Monday, January 21, 2008

WHERE THE SIDEWALK ENDS (Genre: Poetry / module 1)

Bibliographic Information
Title: Where the Sidewalk Ends
Author: Shel Silverstein
Illustrator: Shel Silverstein
Publisher: HarperCollins
Publication Date: November 1974
ISBN: 9780060256678

Plot Summary:
A collection of silly, humorous, and thought-provoking poems for the young and the young at heart. These poems include every day problems such as "Sick" which features a young child who suffers from nearly every malady known to man until she discovers that it is Saturday and there is no school - suddenly cured, the young lady informs her mother she is going outside to play; "Ma and God" in which a child bemoans the gifts of God that are thwarted by a mother; visual poetry including a poem written on the neck of a giraffe; "For Sale" in which an older brother tries to sell his younger sister; and "Dreadful" which tells the unfortunate tale of a baby who has been consumed by some unknown individual.

Critical Analysis:
I admit it. I am a Shel Silverstein addict. I own all of his children's poetry books, and I have an extensive collection of Silverstein reading his own poetry. Heck, I even own the lesser known, more adult musical selections as well. Warning: to those who would do an author study on Shel Silverstein - he wrote songs for Johnny Cash (A Boy Named Sue), Dr. Hook and The Medicine Show (Don't Give a Dose to the One You Love Most, I Got Stoned and I Missed It, and Freakin' at the Freaker's Ball among others), and has often been featured for some of his more electic works on the Dr. Demento Show; make sure that websites that you are visiting with students have been previewed for content and material and listen to any audio files - don't trust that because it says "Shel Silverstein" that it is appropriate for younger audiences.

I love Silverstein's twisted look at the world through the eyes of a child. His poems brought me joy as a youngster and I have used them in the classroom to teach a variety of lessons. For example, Silverstein's take on experimentation is discussed in his poem "Stone Telling" (p. 147):

How do we tell if a window is open?

Just throw a stone at it.

Does it make a noise?

It doesn't?

Well, it was open.

Now, let's try another ...


It wasn't!

I particularly love the audio of Silverstein reading this poem (click here to listen) because you can hear the joy and laughter as he thinks about the idea of throwing a rock at a window to see if it is open.

Silverstein's point of view on personal hygiene is another example of how adults can speak to children and how children can twist the lesson into someting else entirely. "Warning" is a poem that directly speaks to the taboo of nose picking. Silverstein uses the common adult threat that something will bite a finger if a child sticks it in his nose and creates a whole new animal, both literally and figuratively:

Inside everybody's nose

There lives a sharp-toothed snail.

So if you stick your finger in,

He may bite off your nail.

Stick it farther up inseide,

And he may bite your ring off.

Stick it all the way, and he

May bite the whole darn thing off. (p. 75)

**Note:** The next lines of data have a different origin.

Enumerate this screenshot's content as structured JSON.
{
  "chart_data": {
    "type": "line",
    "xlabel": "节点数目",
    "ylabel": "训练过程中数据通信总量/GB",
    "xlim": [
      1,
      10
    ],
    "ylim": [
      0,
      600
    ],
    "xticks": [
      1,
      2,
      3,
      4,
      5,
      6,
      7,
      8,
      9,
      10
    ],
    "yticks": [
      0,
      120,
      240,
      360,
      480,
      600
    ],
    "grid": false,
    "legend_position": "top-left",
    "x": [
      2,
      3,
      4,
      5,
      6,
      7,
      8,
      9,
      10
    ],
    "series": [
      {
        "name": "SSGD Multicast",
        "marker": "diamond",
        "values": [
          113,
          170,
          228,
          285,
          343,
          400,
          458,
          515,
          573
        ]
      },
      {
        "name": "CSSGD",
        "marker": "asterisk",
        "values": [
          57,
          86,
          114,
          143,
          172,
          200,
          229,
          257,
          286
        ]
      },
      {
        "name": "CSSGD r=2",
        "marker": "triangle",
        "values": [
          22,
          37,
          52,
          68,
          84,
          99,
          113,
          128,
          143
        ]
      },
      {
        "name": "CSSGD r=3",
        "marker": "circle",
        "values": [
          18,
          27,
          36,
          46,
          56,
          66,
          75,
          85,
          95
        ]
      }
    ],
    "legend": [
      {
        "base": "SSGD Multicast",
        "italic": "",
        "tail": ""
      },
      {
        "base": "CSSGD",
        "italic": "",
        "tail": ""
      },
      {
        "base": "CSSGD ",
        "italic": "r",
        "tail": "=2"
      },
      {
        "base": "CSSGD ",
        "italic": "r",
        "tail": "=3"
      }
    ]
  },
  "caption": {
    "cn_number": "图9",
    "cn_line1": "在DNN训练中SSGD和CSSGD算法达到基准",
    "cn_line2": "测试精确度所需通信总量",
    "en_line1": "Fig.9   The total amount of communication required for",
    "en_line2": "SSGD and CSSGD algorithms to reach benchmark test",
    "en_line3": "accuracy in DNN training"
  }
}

Silverstein continues to appeal to audiences both young and old because his topics are timeless, his poetry is both irrereverent and respectful, and his illustrations add to the color, concept, and development of his writing.

Editorial Reviews:
BfK (Books for Keeps No. 144, January 2004)
These two collections by Shel Silverstein, Where the Sidewalk Ends and A Light in the Attic, were first published in 1974 and 1981 and they have more than withstood the test of time. Silverstein believed in the symbiotic nature of word and image and would not allow his verse to be illustrated by anyone else; reading these collections tells you why. The relationship between illustration and poem makes these books very special. His black and white drawings echo and complement the poems which can be funny, cautionary, serious and sometimes surreal. Silverstein's subjects and thoughts are everything and everyone under the sun, plus a few more. There's the 'Skin Stealer': 'This evening I unzipped my skin / And carefully unscrewed my head, / Exactly as I always do / When I prepare myself for bed.' There's the baby bat who 'screamed out in fright, / Turn on the dark, / I'm afraid of the light.' But, there is also the place 'Where the Sidewalk Ends' 'And before the street begins, / And there the grass grows soft and white, / And there the sun burns crimson bright, / And there the moon-bird rests from his flight / To cool in the peppermint wind.' One, and preferably both, of these poetry books should be part of the canon of children's poetry. Category: 8-10 Junior/Middle. Rating: ****. ...., Marion Boyars Publishers, 176pp; Poetry, D9.99 each hbk. Ages 8 to 10.

- Use "Sick" as part of a lesson identifying the various parts of the body

- Use "Helping" to discuss how people can help or not help one another

- Use "Smart" to discuss the various values of money. Did the child win or lose in the end by making those exchanges?

- Use in conjunction with the audio recordings to discuss changes between the print and recorded versions of poems such as "Warning."